The Dutch proposal to reduce payments from the Structural Funds to  countries with excessive deficits  will  fall more heavily on poorer countries than on richer ones.
 Excessive deficits or economic imbalances in richer countries can be just as damaging as they can be in poorer countries, perhaps more so. For example, the Netherlands is less reliant on structural funds than is Estonia, so a proposal to reduce structural would hurt  Estonia  proportionately more than it would the Netherlands, even though their  excessive deficits  might be of  the same proportionate scale. That is unbalanced.
The proposal that budgets of deficit countries require advance EU approval is also potentially unbalanced.
 One country can only run a trade surplus if another country runs a deficit. If a country is deliberately managing its economy in order run consistent surpluses, it is contributing to deficit problems of other countries. That needs to subject to EU surveillance too.

DUTCH PROPOSAL TO SUSPEND VOTING RIGHTS IS NEO COLONIALIST

The proposal  by the  Dutch Prime Minister to suspend the voting right in EU institutions of a country which has excessive debts or deficit is tantamount to reintroducing colonialism within Europe, because it  would involve imposing decisions, in which they have  had  no vote, on  countries who joined the EU precisely because they  thought it was a democratic organisation.  The existence in 21st century Europe of a mentality that would make such a proposal is deeply troubling.

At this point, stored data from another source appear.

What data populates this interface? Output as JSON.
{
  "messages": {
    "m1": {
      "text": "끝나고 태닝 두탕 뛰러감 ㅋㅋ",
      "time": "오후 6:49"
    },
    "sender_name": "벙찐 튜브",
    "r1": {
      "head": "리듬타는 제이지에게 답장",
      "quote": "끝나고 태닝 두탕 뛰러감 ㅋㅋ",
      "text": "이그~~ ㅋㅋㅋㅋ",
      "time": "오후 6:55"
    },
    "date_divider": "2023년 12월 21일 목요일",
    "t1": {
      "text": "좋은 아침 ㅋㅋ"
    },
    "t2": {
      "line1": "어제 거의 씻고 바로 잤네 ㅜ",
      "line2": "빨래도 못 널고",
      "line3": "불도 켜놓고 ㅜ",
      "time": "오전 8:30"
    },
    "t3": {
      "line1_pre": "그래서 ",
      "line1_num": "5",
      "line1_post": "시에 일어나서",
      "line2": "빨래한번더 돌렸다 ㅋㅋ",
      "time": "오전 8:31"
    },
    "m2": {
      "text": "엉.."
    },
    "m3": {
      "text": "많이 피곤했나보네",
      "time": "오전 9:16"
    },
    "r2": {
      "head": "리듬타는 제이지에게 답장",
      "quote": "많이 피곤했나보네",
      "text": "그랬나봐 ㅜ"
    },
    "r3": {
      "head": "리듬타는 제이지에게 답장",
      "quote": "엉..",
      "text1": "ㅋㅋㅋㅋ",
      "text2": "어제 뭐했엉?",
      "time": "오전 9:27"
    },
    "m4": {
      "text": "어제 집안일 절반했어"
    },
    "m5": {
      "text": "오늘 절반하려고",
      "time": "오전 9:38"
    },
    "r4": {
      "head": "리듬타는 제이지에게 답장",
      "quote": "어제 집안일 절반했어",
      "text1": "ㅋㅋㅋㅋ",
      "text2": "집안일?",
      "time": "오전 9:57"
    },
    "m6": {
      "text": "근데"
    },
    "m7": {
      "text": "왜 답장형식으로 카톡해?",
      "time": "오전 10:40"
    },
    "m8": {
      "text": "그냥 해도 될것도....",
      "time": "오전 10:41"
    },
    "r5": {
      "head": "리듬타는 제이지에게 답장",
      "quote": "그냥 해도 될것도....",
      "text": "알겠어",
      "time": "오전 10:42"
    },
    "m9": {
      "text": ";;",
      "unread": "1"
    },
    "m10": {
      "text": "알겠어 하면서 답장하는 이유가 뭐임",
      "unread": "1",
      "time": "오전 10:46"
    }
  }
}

I am unclear about the merit of changing the Treaty to allow for the expulsion of a country from the euro zone. It would imply that the euro itself is a temporary expedient. It would aggravate speculative pressure, without any compensating benefits.
CONCLUSION
 
I believe the proposals from the CDU and from the Dutch Governments to  change the Treaties are not adequate to the problems we face, and in some cases are a distraction.
 The so called six pack proposals, recently agreed go a long way to strengthen disciplines on fiscal policy, and do not need Treaty change. They should be given a  chance to work, before we contemplate additional Treaty changes for control of national budgets.
But the CDU proposal for a direct election of the President of the Commission does deal with an important problem that underlies our present problem, namely the lack of a sense ,on the part of ordinary Europeans,  that they can, through their vote, influence the direction of EU policy.
 If citizens could  directly vote the President of the EU  in or out of office , that will give them a much more direct sense of control of the direction of the EU than they get  now from just voting  for their local or national MEPs.
None of the proposals on the table so far deal with the issue of banking, which is at the heart of our economic difficulties today. It was foolish lending decisions be banks that caused our problem.
The original Maastricht Treaty  of 1992 envisaged the ECB taking an overall role in overseeing the prudential supervision of  banks, especially banks that were lending across borders within the euro zone. This provision in the Maastricht Treaty was never brought into effect , because activating the ECB’s powers in this matter required unanimity. Some countries did  want not anyone else enquiring into their banks, and that reluctance continues even  to this day.
 
 Any Treaty change now should include
1.)  much tighter EU wide supervision of  banks,
2.)  restriction on the size of banks, and 
3.)  an EU  wide deposit guarantee scheme.